While there is every reason to believe that a shooting war would not be in the interest of either party, the international environment no longer appears able to tolerate diplomatic flexibility as national positions around the world are hardening. And in this environment, the likelihood of interstate conflict cannot be cavalierly dismissed.

Russia and Turkey ‘join forces’ to bomb ISIL in Syria

18 January 2017, Damascus, Syria – euronews – Russian Federation warplanes joined forces with Turkish jets to hammer ISIL positions around the northern Syrian town of al-Bab.

This is the first time Russian and Turkish militaries coordinated such an air strike and heralds a rapid maturing of relations between international ‘strong-men’ and former foes, Russian President Vladimir Putin and Turkish President Recep Tayyip Erdogan. This ‘special relationship’ is crucial for a general peace settlement to the six-year-old Syrian civil war.

For the Turkish government, disillusioned by the European Union and disenchanted with the United States, the country’s outreach to Russia over Syria allows it to control events in the Kurdish-controlled areas of northern Syria and prevent this area from becoming a national security threat that could increase separatist sentiment among Turkey’s own significant and restive Kurdish minority.
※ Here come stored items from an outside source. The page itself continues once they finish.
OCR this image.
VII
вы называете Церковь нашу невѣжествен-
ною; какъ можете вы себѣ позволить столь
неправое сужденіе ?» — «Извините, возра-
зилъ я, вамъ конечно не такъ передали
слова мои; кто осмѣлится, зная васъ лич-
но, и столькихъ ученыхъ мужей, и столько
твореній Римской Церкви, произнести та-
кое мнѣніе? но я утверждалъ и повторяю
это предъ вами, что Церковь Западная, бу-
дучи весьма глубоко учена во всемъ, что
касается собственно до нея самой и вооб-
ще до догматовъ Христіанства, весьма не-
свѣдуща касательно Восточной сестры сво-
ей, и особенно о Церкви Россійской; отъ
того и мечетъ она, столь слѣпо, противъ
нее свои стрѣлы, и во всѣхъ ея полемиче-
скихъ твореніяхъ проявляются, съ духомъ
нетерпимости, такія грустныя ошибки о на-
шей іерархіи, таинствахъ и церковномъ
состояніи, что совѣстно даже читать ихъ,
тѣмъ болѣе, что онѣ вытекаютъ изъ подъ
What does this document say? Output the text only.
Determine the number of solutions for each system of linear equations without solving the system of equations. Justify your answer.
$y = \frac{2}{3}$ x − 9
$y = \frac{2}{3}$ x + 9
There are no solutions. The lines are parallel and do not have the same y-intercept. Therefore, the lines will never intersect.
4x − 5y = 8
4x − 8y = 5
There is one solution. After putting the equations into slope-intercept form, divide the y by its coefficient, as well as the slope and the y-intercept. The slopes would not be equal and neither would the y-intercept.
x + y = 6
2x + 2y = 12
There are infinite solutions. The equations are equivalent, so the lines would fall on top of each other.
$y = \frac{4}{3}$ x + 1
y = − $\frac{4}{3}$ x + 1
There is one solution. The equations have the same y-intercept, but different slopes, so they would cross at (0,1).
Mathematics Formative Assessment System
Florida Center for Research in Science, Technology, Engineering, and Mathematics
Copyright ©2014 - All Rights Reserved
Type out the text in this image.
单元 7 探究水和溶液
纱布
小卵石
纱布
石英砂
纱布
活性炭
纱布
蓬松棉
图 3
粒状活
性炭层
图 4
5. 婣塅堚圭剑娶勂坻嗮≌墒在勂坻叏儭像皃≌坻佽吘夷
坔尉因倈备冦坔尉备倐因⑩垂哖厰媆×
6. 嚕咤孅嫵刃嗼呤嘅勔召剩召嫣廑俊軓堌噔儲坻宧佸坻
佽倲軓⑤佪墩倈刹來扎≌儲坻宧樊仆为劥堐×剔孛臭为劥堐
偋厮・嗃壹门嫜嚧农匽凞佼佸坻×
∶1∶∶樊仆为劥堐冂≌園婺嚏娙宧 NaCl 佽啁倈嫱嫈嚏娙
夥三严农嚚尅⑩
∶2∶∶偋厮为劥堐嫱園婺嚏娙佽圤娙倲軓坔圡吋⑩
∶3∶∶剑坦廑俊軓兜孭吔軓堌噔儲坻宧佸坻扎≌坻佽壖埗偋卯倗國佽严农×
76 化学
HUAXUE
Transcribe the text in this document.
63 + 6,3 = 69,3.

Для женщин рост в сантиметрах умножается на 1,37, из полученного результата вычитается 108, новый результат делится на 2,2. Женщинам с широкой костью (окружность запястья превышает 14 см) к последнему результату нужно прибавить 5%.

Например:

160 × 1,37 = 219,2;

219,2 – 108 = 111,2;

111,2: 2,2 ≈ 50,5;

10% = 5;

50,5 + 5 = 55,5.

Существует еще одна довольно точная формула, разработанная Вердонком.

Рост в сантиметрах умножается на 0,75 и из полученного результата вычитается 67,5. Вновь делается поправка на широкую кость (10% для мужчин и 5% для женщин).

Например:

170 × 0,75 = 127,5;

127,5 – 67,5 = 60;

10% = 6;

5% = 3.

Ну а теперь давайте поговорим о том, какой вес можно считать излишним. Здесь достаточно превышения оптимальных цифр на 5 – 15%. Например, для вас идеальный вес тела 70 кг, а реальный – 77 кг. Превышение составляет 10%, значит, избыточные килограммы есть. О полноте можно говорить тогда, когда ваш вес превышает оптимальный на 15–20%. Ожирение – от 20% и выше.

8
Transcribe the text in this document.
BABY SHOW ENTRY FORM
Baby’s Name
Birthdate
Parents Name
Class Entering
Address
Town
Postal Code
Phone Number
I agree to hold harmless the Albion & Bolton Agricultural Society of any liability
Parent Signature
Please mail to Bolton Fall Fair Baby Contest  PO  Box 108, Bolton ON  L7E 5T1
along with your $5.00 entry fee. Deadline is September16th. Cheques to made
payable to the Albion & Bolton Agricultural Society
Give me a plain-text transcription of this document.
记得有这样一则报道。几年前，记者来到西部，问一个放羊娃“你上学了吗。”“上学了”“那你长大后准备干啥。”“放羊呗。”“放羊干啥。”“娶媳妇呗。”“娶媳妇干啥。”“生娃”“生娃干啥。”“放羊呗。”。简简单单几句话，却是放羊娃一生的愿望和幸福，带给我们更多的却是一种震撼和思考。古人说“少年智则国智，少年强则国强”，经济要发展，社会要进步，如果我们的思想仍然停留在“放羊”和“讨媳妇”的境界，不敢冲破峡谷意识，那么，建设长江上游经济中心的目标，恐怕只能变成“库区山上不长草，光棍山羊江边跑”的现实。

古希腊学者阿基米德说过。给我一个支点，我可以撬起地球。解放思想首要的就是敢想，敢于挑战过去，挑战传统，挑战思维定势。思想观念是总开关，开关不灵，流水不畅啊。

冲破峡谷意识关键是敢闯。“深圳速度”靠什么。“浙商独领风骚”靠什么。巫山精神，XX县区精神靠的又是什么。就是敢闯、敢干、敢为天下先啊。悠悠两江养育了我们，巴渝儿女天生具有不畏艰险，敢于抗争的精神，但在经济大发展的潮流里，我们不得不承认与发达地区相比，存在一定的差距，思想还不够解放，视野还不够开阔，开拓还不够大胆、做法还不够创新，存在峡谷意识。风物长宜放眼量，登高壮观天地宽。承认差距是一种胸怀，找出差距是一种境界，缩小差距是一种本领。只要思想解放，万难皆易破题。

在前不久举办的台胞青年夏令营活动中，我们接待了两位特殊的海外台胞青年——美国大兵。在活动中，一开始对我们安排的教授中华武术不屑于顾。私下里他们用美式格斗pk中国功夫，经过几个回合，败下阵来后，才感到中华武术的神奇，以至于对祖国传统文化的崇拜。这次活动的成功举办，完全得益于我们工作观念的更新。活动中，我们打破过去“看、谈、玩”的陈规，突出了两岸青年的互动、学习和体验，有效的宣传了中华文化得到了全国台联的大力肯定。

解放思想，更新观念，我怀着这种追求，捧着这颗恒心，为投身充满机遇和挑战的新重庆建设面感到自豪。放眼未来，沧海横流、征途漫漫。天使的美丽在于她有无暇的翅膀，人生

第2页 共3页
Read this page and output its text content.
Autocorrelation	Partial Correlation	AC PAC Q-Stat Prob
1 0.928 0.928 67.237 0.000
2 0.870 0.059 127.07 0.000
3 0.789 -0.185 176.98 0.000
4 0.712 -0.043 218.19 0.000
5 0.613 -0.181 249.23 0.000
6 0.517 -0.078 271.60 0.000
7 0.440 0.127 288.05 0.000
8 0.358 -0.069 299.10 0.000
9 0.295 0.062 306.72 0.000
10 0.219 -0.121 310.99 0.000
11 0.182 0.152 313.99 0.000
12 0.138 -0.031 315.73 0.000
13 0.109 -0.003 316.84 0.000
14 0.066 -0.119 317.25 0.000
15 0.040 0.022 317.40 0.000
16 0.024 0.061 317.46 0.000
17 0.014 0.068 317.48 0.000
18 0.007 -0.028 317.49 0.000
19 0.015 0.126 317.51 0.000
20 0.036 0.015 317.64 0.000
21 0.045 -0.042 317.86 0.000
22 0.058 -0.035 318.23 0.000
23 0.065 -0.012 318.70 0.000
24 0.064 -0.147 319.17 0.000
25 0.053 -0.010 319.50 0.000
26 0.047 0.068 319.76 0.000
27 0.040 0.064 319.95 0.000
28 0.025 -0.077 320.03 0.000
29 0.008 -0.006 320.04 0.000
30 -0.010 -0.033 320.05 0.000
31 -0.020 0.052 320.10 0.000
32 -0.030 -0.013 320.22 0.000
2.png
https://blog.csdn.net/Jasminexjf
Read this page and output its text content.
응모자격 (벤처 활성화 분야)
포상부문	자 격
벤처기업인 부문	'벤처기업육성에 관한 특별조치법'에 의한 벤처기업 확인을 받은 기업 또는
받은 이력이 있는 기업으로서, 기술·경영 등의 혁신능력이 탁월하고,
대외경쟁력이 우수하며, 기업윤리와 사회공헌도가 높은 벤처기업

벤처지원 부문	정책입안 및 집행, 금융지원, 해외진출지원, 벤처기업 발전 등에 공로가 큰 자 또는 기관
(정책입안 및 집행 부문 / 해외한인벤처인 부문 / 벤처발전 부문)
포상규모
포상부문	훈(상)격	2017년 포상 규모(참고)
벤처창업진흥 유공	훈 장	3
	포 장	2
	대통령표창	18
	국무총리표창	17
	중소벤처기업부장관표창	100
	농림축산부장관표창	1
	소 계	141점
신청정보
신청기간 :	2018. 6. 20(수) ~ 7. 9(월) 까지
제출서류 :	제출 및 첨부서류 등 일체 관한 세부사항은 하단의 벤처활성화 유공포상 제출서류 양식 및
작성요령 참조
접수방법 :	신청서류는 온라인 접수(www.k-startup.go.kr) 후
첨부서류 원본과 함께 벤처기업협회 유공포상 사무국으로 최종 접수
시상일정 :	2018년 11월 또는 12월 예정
Three killed, including a child, after car mows down pedestrians in Melbourne

20 January 2017, Melbourne, Australia – The Guardian – In an ‘attack’, in many ways similar to those conducted in July 2016 in Nice (France) and December 2016 in Berlin (Germany), a car, driven by a 26-year-old man of Greek descent from the South Australian opal mining town of Coober Pedy, drove into a crowd in Bourke Street Mall, Melbourne. The car hit scores of people, killing 4 and injuring 30.

Initial police investigations have so far determined that there was no evidence that this man was connected to any terrorist organisation or harboured any pro-Islamic extremist views.

What this tragic incident has proven is that many open urban public spaces in major Australian cities such as Melbourne are vulnerable to vehicular attack. No doubt jihadist sympathisers among Australia’s Muslim community would have observed the impact of this assault and copycat style attacks can no longer be ruled out.